Zgodnie z najnowszymi informacjami przedstawionymi przez armatora, oba statki zaczynają nabierać ostatecznych kształtów. W ciągu ostatnich miesięcy, zgodnie z planem, udało się je mocno odchudzić, a na promie Berlin zamontowano już nowy mostek. Inaczej niż zakładano w pierwotnym projekcie, został on przeniesiony na najwyższy pokład. Dzięki temu łatwiejsza ma się stać nawigacja.
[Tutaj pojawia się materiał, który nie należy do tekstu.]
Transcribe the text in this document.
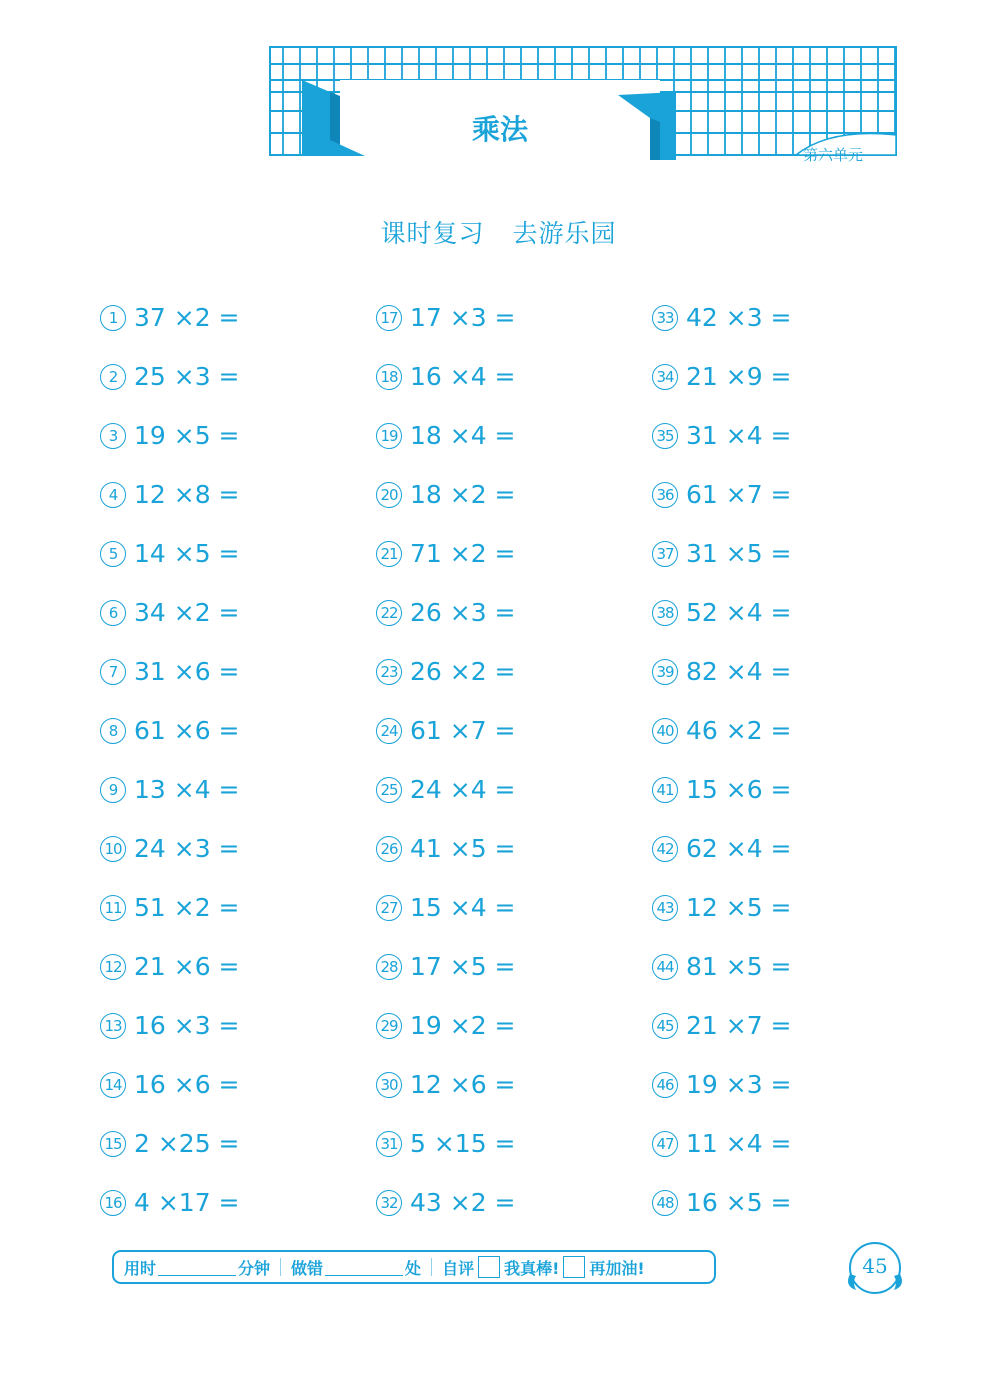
乘法
第六单元
课时复习 去游乐园
1 37 ×2 =
2 25 ×3 =
3 19 ×5 =
4 12 ×8 =
5 14 ×5 =
6 34 ×2 =
7 31 ×6 =
8 61 ×6 =
9 13 ×4 =
10 24 ×3 =
11 51 ×2 =
12 21 ×6 =
13 16 ×3 =
14 16 ×6 =
15 2 ×25 =
16 4 ×17 =
17 17 ×3 =
18 16 ×4 =
19 18 ×4 =
20 18 ×2 =
21 71 ×2 =
22 26 ×3 =
23 26 ×2 =
24 61 ×7 =
25 24 ×4 =
26 41 ×5 =
27 15 ×4 =
28 17 ×5 =
29 19 ×2 =
30 12 ×6 =
31 5 ×15 =
32 43 ×2 =
33 42 ×3 =
34 21 ×9 =
35 31 ×4 =
36 61 ×7 =
37 31 ×5 =
38 52 ×4 =
39 82 ×4 =
40 46 ×2 =
41 15 ×6 =
42 62 ×4 =
43 12 ×5 =
44 81 ×5 =
45 21 ×7 =
46 19 ×3 =
47 11 ×4 =
48 16 ×5 =
用时	分钟 做错	处 自评 我真棒! 再加油!	45
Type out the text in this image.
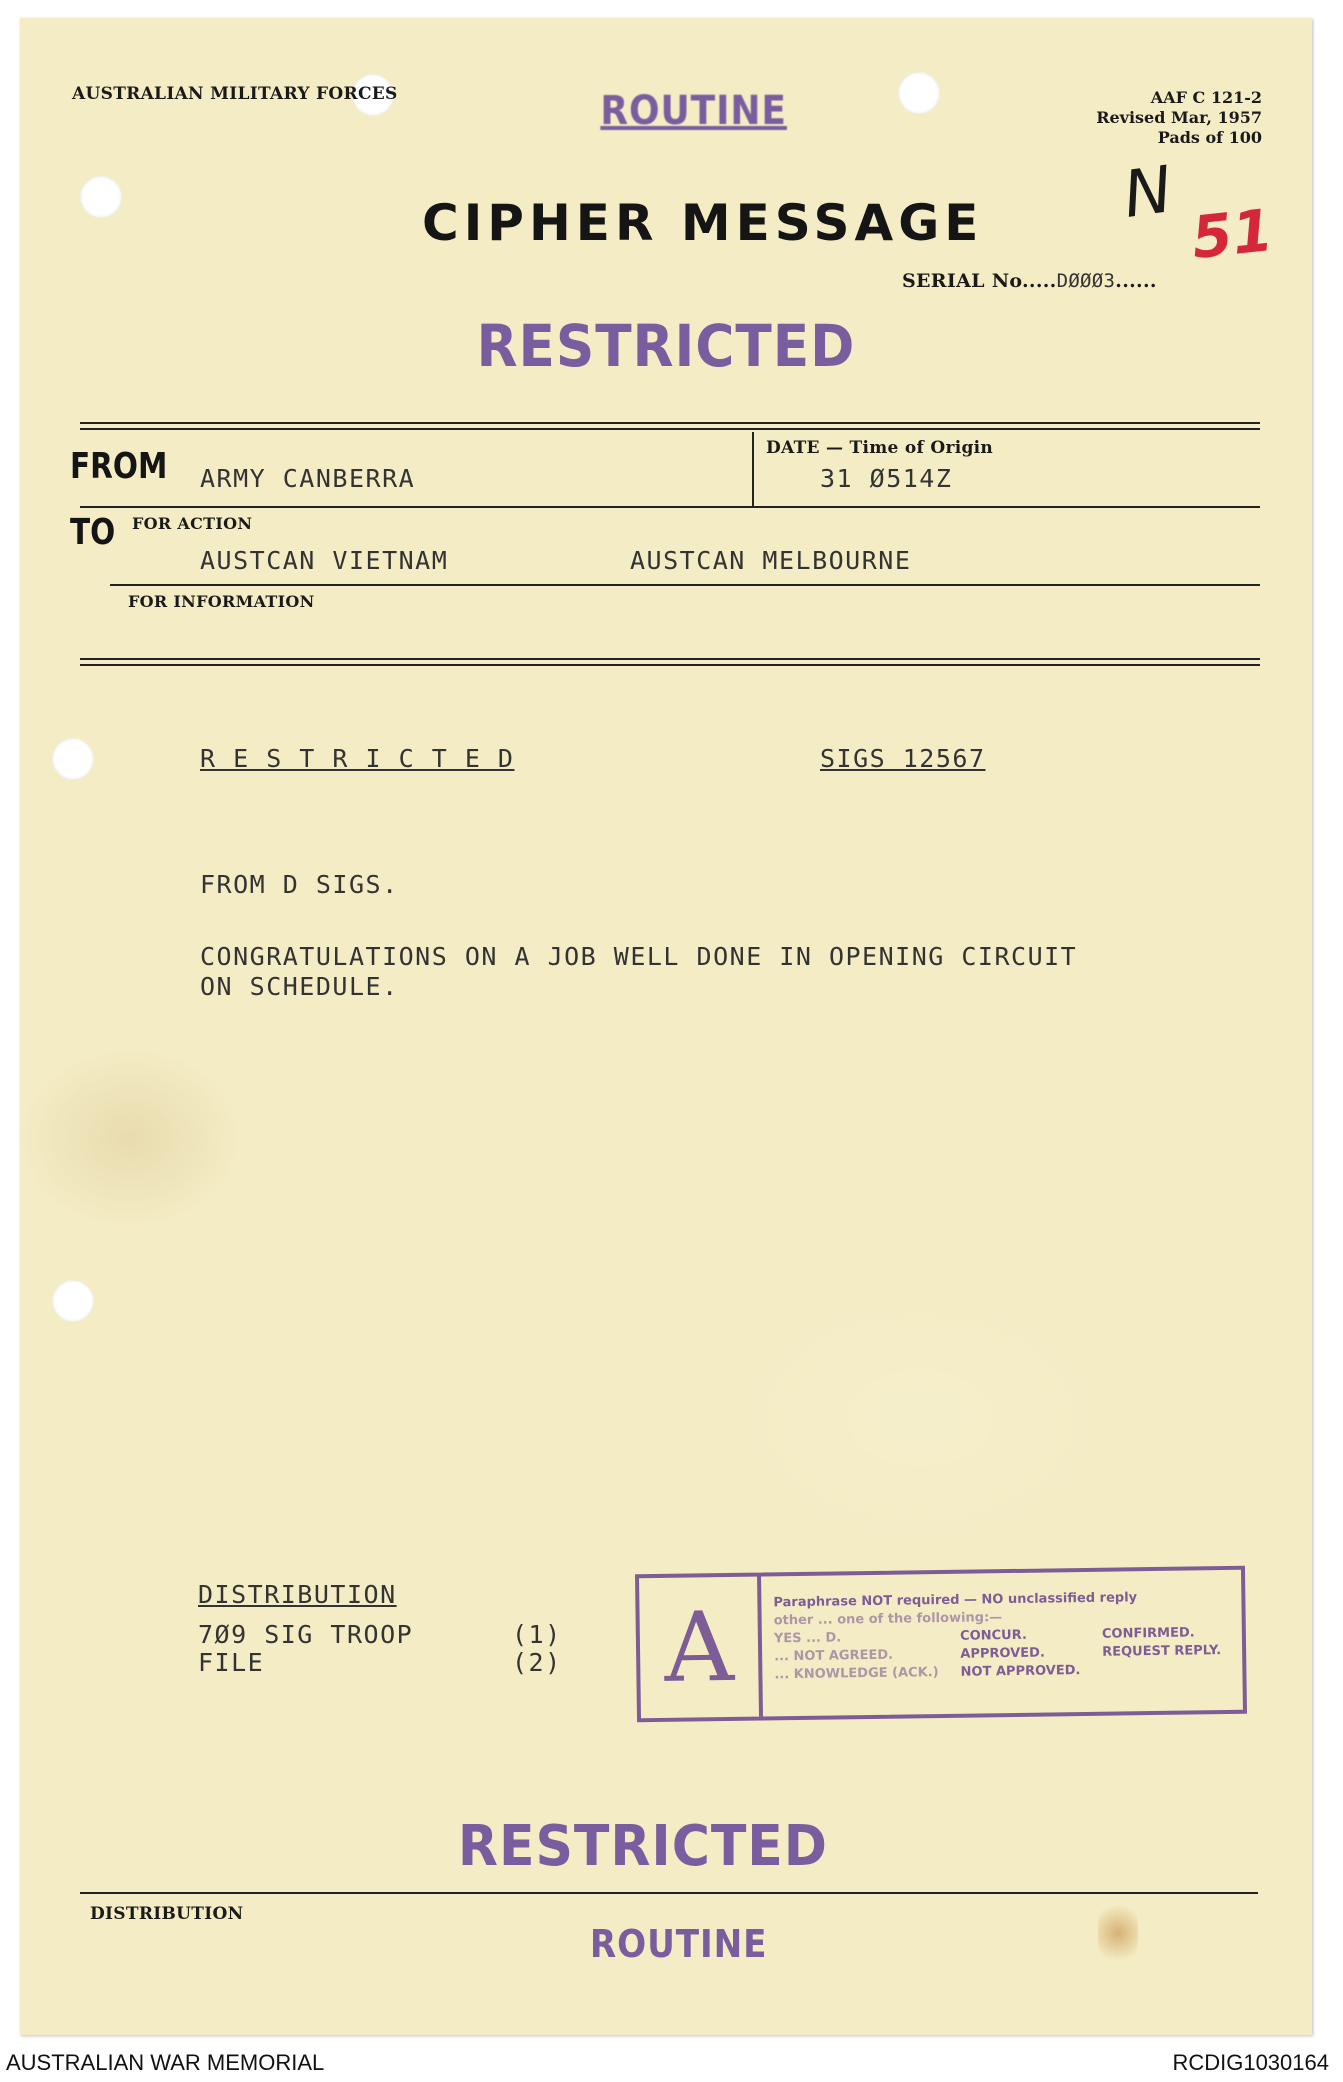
AUSTRALIAN MILITARY FORCES	AAF C 121-2
Revised Mar, 1957
Pads of 100
ROUTINE
N
51
CIPHER MESSAGE
SERIAL No.....DØØØ3......
RESTRICTED
FROM ARMY CANBERRA
DATE — Time of Origin
31 Ø514Z
TO FOR ACTION
AUSTCAN VIETNAM	AUSTCAN MELBOURNE
FOR INFORMATION
R E S T R I C T E D	SIGS 12567
FROM D SIGS.
CONGRATULATIONS ON A JOB WELL DONE IN OPENING CIRCUIT
ON SCHEDULE.
DISTRIBUTION
7Ø9 SIG TROOP	(1)
FILE	(2) A	Paraphrase NOT required — NO unclassified reply
other ... one of the following:—
YES ... D.
... NOT AGREED.
... KNOWLEDGE (ACK.)
CONCUR.
APPROVED.
NOT APPROVED.
CONFIRMED.
REQUEST REPLY.
RESTRICTED
DISTRIBUTION
ROUTINE
AUSTRALIAN WAR MEMORIAL	RCDIG1030164
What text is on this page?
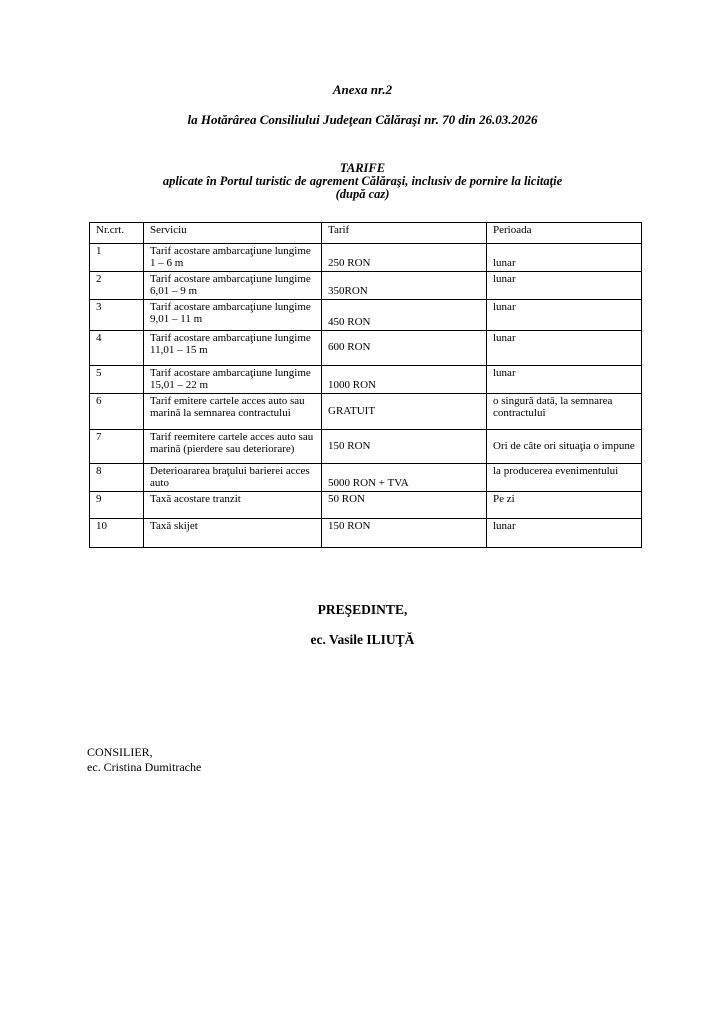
Anexa nr.2
la Hotărârea Consiliului Judeţean Călăraşi nr. 70 din 26.03.2026
TARIFE
aplicate în Portul turistic de agrement Călăraşi, inclusiv de pornire la licitaţie
(după caz)
Nr.crt.	Serviciu	Tarif	Perioada
1	Tarif acostare ambarcaţiune lungime 1 – 6 m	250 RON	lunar
2	Tarif acostare ambarcaţiune lungime 6,01 – 9 m	350RON	lunar
3	Tarif acostare ambarcaţiune lungime 9,01 – 11 m	450 RON	lunar
4	Tarif acostare ambarcaţiune lungime 11,01 – 15 m	600 RON	lunar
5	Tarif acostare ambarcaţiune lungime 15,01 – 22 m	1000 RON	lunar
6	Tarif emitere cartele acces auto sau marină la semnarea contractului	GRATUIT	o singură dată, la semnarea contractului
7	Tarif reemitere cartele acces auto sau marină (pierdere sau deteriorare)	150 RON	Ori de câte ori situaţia o impune
8	Deterioararea braţului barierei acces auto	5000 RON + TVA	la producerea evenimentului
9	Taxă acostare tranzit	50 RON	Pe zi
10	Taxă skijet	150 RON	lunar
PREŞEDINTE,
ec. Vasile ILIUŢĂ
CONSILIER,
ec. Cristina Dumitrache
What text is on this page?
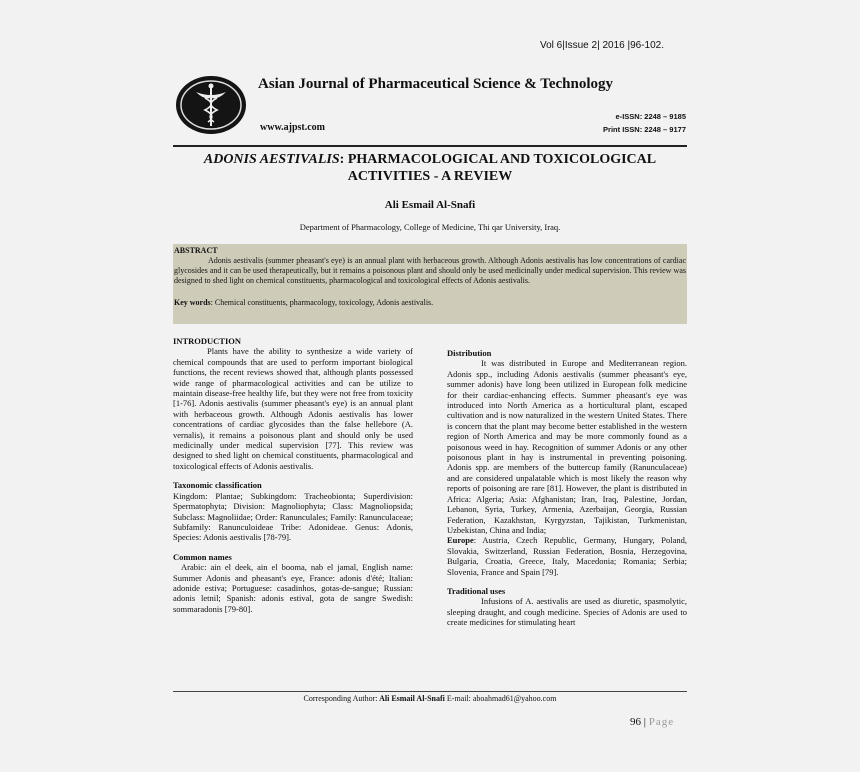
Vol 6|Issue 2| 2016 |96-102.
Asian Journal of Pharmaceutical Science & Technology
e-ISSN: 2248 – 9185
www.ajpst.com	Print ISSN: 2248 – 9177
ADONIS AESTIVALIS: PHARMACOLOGICAL AND TOXICOLOGICAL ACTIVITIES - A REVIEW
Ali Esmail Al-Snafi
Department of Pharmacology, College of Medicine, Thi qar University, Iraq.
ABSTRACT

Adonis aestivalis (summer pheasant's eye) is an annual plant with herbaceous growth. Although Adonis aestivalis has low concentrations of cardiac glycosides and it can be used therapeutically, but it remains a poisonous plant and should only be used medicinally under medical supervision. This review was designed to shed light on chemical constituents, pharmacological and toxicological effects of Adonis aestivalis.

Key words: Chemical constituents, pharmacology, toxicology, Adonis aestivalis.

INTRODUCTION

Plants have the ability to synthesize a wide variety of chemical compounds that are used to perform important biological functions, the recent reviews showed that, although plants possessed wide range of pharmacological activities and can be utilize to maintain disease-free healthy life, but they were not free from toxicity [1-76]. Adonis aestivalis (summer pheasant's eye) is an annual plant with herbaceous growth. Although Adonis aestivalis has lower concentrations of cardiac glycosides than the false hellebore (A. vernalis), it remains a poisonous plant and should only be used medicinally under medical supervision [77]. This review was designed to shed light on chemical constituents, pharmacological and toxicological effects of Adonis aestivalis.

Taxonomic classification

Kingdom: Plantae; Subkingdom: Tracheobionta; Superdivision: Spermatophyta; Division: Magnoliophyta; Class: Magnoliopsida; Subclass: Magnoliidae; Order: Ranunculales; Family: Ranunculaceae; Subfamily: Ranunculoideae Tribe: Adonideae. Genus: Adonis, Species: Adonis aestivalis [78-79].

Common names

Arabic: ain el deek, ain el booma, nab el jamal, English name: Summer Adonis and pheasant's eye, France: adonis d'été; Italian: adonide estiva; Portuguese: casadinhos, gotas-de-sangue; Russian: adonis letnil; Spanish: adonis estival, gota de sangre Swedish: sommaradonis [79-80].

Distribution

It was distributed in Europe and Mediterranean region. Adonis spp., including Adonis aestivalis (summer pheasant's eye, summer adonis) have long been utilized in European folk medicine for their cardiac-enhancing effects. Summer pheasant's eye was introduced into North America as a horticultural plant, escaped cultivation and is now naturalized in the western United States. There is concern that the plant may become better established in the western region of North America and may be more commonly found as a poisonous weed in hay. Recognition of summer Adonis or any other poisonous plant in hay is instrumental in preventing poisoning. Adonis spp. are members of the buttercup family (Ranunculaceae) and are considered unpalatable which is most likely the reason why reports of poisoning are rare [81]. However, the plant is distributed in Africa: Algeria; Asia: Afghanistan; Iran, Iraq, Palestine, Jordan, Lebanon, Syria, Turkey, Armenia, Azerbaijan, Georgia, Russian Federation, Kazakhstan, Kyrgyzstan, Tajikistan, Turkmenistan, Uzbekistan, China and India;

Europe: Austria, Czech Republic, Germany, Hungary, Poland, Slovakia, Switzerland, Russian Federation, Bosnia, Herzegovina, Bulgaria, Croatia, Greece, Italy, Macedonia; Romania; Serbia; Slovenia, France and Spain [79].

Traditional uses

Infusions of A. aestivalis are used as diuretic, spasmolytic, sleeping draught, and cough medicine. Species of Adonis are used to create medicines for stimulating heart

Corresponding Author: Ali Esmail Al-Snafi E-mail: aboahmad61@yahoo.com
96 | Page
W tym samym czasie zainstalowaną na statku aparaturę nawigacyjną odesłano do producenta w celu dokonania aktualizacji, tak aby spełniała najnowsze standardy.
„Z mostkiem w docelowym miejscu stocznia osiągnęła kamień milowy w procesie wykańczania statków” – poinformowała firma Scandlines.
Gdy realizacja całego projektu zostanie zakończona, będziemy mieli do czynienia z dwoma nowoczesnymi statkami z dużą ilością przestrzeni i światła.
Zgodnie z zapowiedziami, wkrótce nad wykańczaniem statków pracować będzie ok. 500 osób. Wśród zaplanowanych prac znalazł się jeszcze m.in. montaż scrubberów z tzw. zamkniętą pętlą, wymiana okablowania oraz instalacja ogrzewania, wentylacji i klimatyzacji.
Niemiecki armator odkupił statki Berlin i Copenhagen w ubiegłym roku od P+S Werften. Scandlines zamówiło dwa nowe promy już w 2010 r. Ich budową miała zająć się właśnie stocznia P+S Werft, która w 2012 r. popadła w poważne problemy finansowe. Do niedawna obie jednostki znajdowały się w stoczni Blohm + Voss w Hamburgu, gdzie trwały m.in. prace nad ich przeprojektowaniem. Nowe promy zastąpią statki Prince Frederik i Prince Joachim, które dziś obsługują linię Rostock – Gedser.